I rotate between different books so the last few have included: Our Dumb World (the Onion’s atlas), Unweaving the Rainbow by Richard Dawkins and the Raw Shark Texts by Steven Hall. The latter was surprisingly excellent for a book in which the protagonist must outrun a conceptual shark.
What is your idea of a perfect day?
Most of the best days of my life have all been deceptively simple ones. Happiness to me is finding contentment in the mundane. Except for my wedding, which was far from simple, entirely perfect, but non-duplicable.
What’s your greatest habitual annoyance?
Practitioners of bureaucromancy; noisy people and noisy technology on public transport, bookshops and anywhere where you might want to (a) read or (b) have a nap; arrogant people, people who take themselves too seriously, and especially arrogant people who take themselves too seriously; pseudoscience and poor science journalism; the unfeasibly high ratio of competing priorities to available time.

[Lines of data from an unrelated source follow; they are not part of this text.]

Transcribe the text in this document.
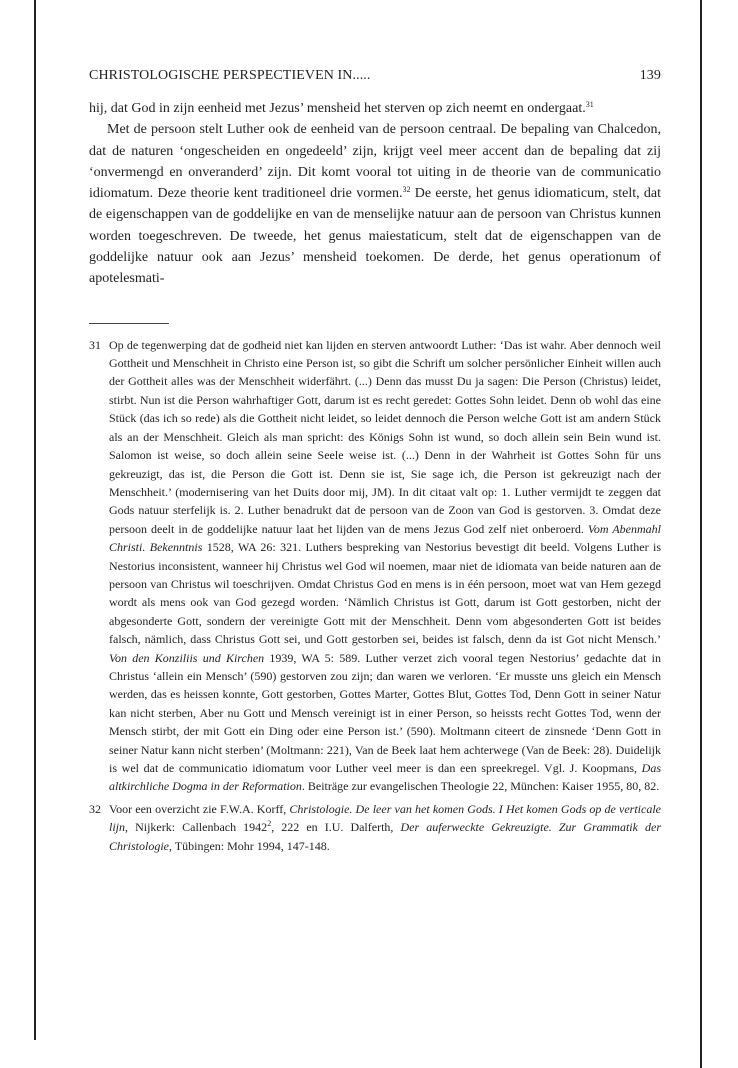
CHRISTOLOGISCHE PERSPECTIEVEN IN.....	139

hij, dat God in zijn eenheid met Jezus’ mensheid het sterven op zich neemt en ondergaat.$^{31}$

Met de persoon stelt Luther ook de eenheid van de persoon centraal. De bepaling van Chalcedon, dat de naturen ‘ongescheiden en ongedeeld’ zijn, krijgt veel meer accent dan de bepaling dat zij ‘onvermengd en onveranderd’ zijn. Dit komt vooral tot uiting in de theorie van de communicatio idiomatum. Deze theorie kent traditioneel drie vormen.$^{32}$ De eerste, het genus idiomaticum, stelt, dat de eigenschappen van de goddelijke en van de menselijke natuur aan de persoon van Christus kunnen worden toegeschreven. De tweede, het genus maiestaticum, stelt dat de eigenschappen van de goddelijke natuur ook aan Jezus’ mensheid toekomen. De derde, het genus operationum of apotelesmati-

31 Op de tegenwerping dat de godheid niet kan lijden en sterven antwoordt Luther: ‘Das ist wahr. Aber dennoch weil Gottheit und Menschheit in Christo eine Person ist, so gibt die Schrift um solcher persönlicher Einheit willen auch der Gottheit alles was der Menschheit widerfährt. (...) Denn das musst Du ja sagen: Die Person (Christus) leidet, stirbt. Nun ist die Person wahrhaftiger Gott, darum ist es recht geredet: Gottes Sohn leidet. Denn ob wohl das eine Stück (das ich so rede) als die Gottheit nicht leidet, so leidet dennoch die Person welche Gott ist am andern Stück als an der Menschheit. Gleich als man spricht: des Königs Sohn ist wund, so doch allein sein Bein wund ist. Salomon ist weise, so doch allein seine Seele weise ist. (...) Denn in der Wahrheit ist Gottes Sohn für uns gekreuzigt, das ist, die Person die Gott ist. Denn sie ist, Sie sage ich, die Person ist gekreuzigt nach der Menschheit.’ (modernisering van het Duits door mij, JM). In dit citaat valt op: 1. Luther vermijdt te zeggen dat Gods natuur sterfelijk is. 2. Luther benadrukt dat de persoon van de Zoon van God is gestorven. 3. Omdat deze persoon deelt in de goddelijke natuur laat het lijden van de mens Jezus God zelf niet onberoerd. Vom Abenmahl Christi. Bekenntnis 1528, WA 26: 321. Luthers bespreking van Nestorius bevestigt dit beeld. Volgens Luther is Nestorius inconsistent, wanneer hij Christus wel God wil noemen, maar niet de idiomata van beide naturen aan de persoon van Christus wil toeschrijven. Omdat Christus God en mens is in één persoon, moet wat van Hem gezegd wordt als mens ook van God gezegd worden. ‘Nämlich Christus ist Gott, darum ist Gott gestorben, nicht der abgesonderte Gott, sondern der vereinigte Gott mit der Menschheit. Denn vom abgesonderten Gott ist beides falsch, nämlich, dass Christus Gott sei, und Gott gestorben sei, beides ist falsch, denn da ist Got nicht Mensch.’ Von den Konziliis und Kirchen 1939, WA 5: 589. Luther verzet zich vooral tegen Nestorius’ gedachte dat in Christus ‘allein ein Mensch’ (590) gestorven zou zijn; dan waren we verloren. ‘Er musste uns gleich ein Mensch werden, das es heissen konnte, Gott gestorben, Gottes Marter, Gottes Blut, Gottes Tod, Denn Gott in seiner Natur kan nicht sterben, Aber nu Gott und Mensch vereinigt ist in einer Person, so heissts recht Gottes Tod, wenn der Mensch stirbt, der mit Gott ein Ding oder eine Person ist.’ (590). Moltmann citeert de zinsnede ‘Denn Gott in seiner Natur kann nicht sterben’ (Moltmann: 221), Van de Beek laat hem achterwege (Van de Beek: 28). Duidelijk is wel dat de communicatio idiomatum voor Luther veel meer is dan een spreekregel. Vgl. J. Koopmans, Das altkirchliche Dogma in der Reformation. Beiträge zur evangelischen Theologie 22, München: Kaiser 1955, 80, 82.

32 Voor een overzicht zie F.W.A. Korff, Christologie. De leer van het komen Gods. I Het komen Gods op de verticale lijn, Nijkerk: Callenbach 1942$^2$, 222 en I.U. Dalferth, Der auferweckte Gekreuzigte. Zur Grammatik der Christologie, Tübingen: Mohr 1994, 147-148.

Who are your favorite heroes of fiction?
Athos & co, Rorschach, Optimus Prime, Jack Sparrow, Oskar Schell, Calliope Stephanides, MacGyver, Eddie Coffin, Spider-Man, Josef Kavalier, Mitchell Hundred, Gandalf, Spike from BTVS, Jack Bauer, Lorelai Gilmore and Arthur Dent. And pretty much any trickster god from ancient mythology.
Your favorite heroes in real life?
Charles Darwin, who changed the world; David Attenborough, who fuelled my love of science and nature, and then agreed to let me interview him in his home; Bill Bailey, who always makes me laugh; my wife, Alice, who is a constant inspiration.

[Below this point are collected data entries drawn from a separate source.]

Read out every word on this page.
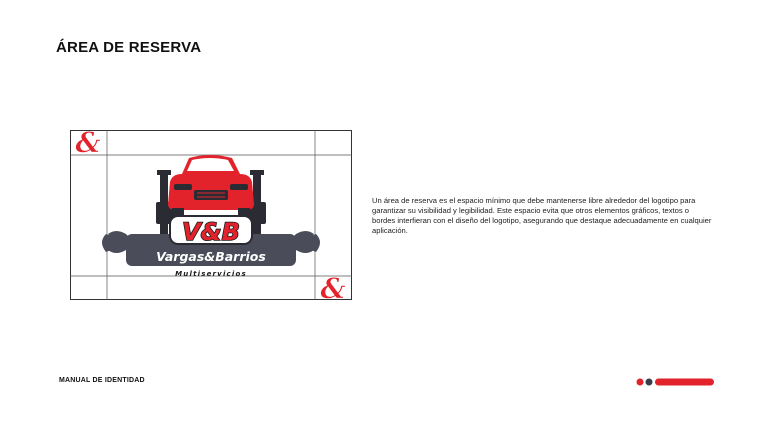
ÁREA DE RESERVA
&
&
V&B
Vargas&Barrios
Multiservicios
Un área de reserva es el espacio mínimo que debe mantenerse libre alrededor del logotipo para garantizar su visibilidad y legibilidad. Este espacio evita que otros elementos gráficos, textos o bordes interfieran con el diseño del logotipo, asegurando que destaque adecuadamente en cualquier aplicación.
MANUAL DE IDENTIDAD
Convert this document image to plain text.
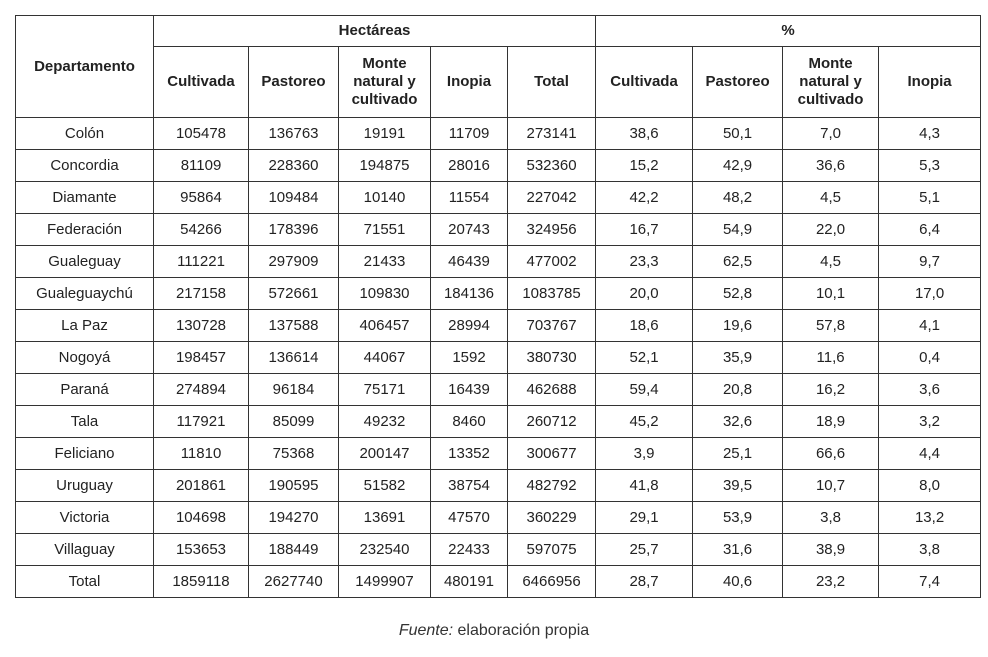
Departamento	Hectáreas					%			
	Cultivada	Pastoreo	Monte natural y cultivado	Inopia	Total	Cultivada	Pastoreo	Monte natural y cultivado	Inopia
Colón	105478	136763	19191	11709	273141	38,6	50,1	7,0	4,3
Concordia	81109	228360	194875	28016	532360	15,2	42,9	36,6	5,3
Diamante	95864	109484	10140	11554	227042	42,2	48,2	4,5	5,1
Federación	54266	178396	71551	20743	324956	16,7	54,9	22,0	6,4
Gualeguay	111221	297909	21433	46439	477002	23,3	62,5	4,5	9,7
Gualeguaychú	217158	572661	109830	184136	1083785	20,0	52,8	10,1	17,0
La Paz	130728	137588	406457	28994	703767	18,6	19,6	57,8	4,1
Nogoyá	198457	136614	44067	1592	380730	52,1	35,9	11,6	0,4
Paraná	274894	96184	75171	16439	462688	59,4	20,8	16,2	3,6
Tala	117921	85099	49232	8460	260712	45,2	32,6	18,9	3,2
Feliciano	11810	75368	200147	13352	300677	3,9	25,1	66,6	4,4
Uruguay	201861	190595	51582	38754	482792	41,8	39,5	10,7	8,0
Victoria	104698	194270	13691	47570	360229	29,1	53,9	3,8	13,2
Villaguay	153653	188449	232540	22433	597075	25,7	31,6	38,9	3,8
Total	1859118	2627740	1499907	480191	6466956	28,7	40,6	23,2	7,4
Fuente: elaboración propia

What’s your most marked characteristic?
A fierce and self-sacrificing loyalty aimed at a select handful of people, and a cynical misanthropy toward everyone else. However, my wife informs me that I am a terrible misanthropist as I have an unfortunate tendency to get along with people. I also fidget uncontrollably, which is probably my main form of exercise.
What would you like to be?
A better, healthier, more thick-skinned, more focused, stronger, faster, more knowledgeable version of me. With, you know, eye beams and wings. Failing that, I’ll settle for being a good husband, a successful writer and not an idiot—in that order.
What’s your fatal flaw?
I am too irritable, and find it difficult to let go of problems. I am vulnerable to the radioactive remains of my home planet, and like vampires, I can be killed by a stake to the heart, beheading and being set on fire. As this interview indicates, I am unable to give a one-item answer to personal questions that clearly ask for one.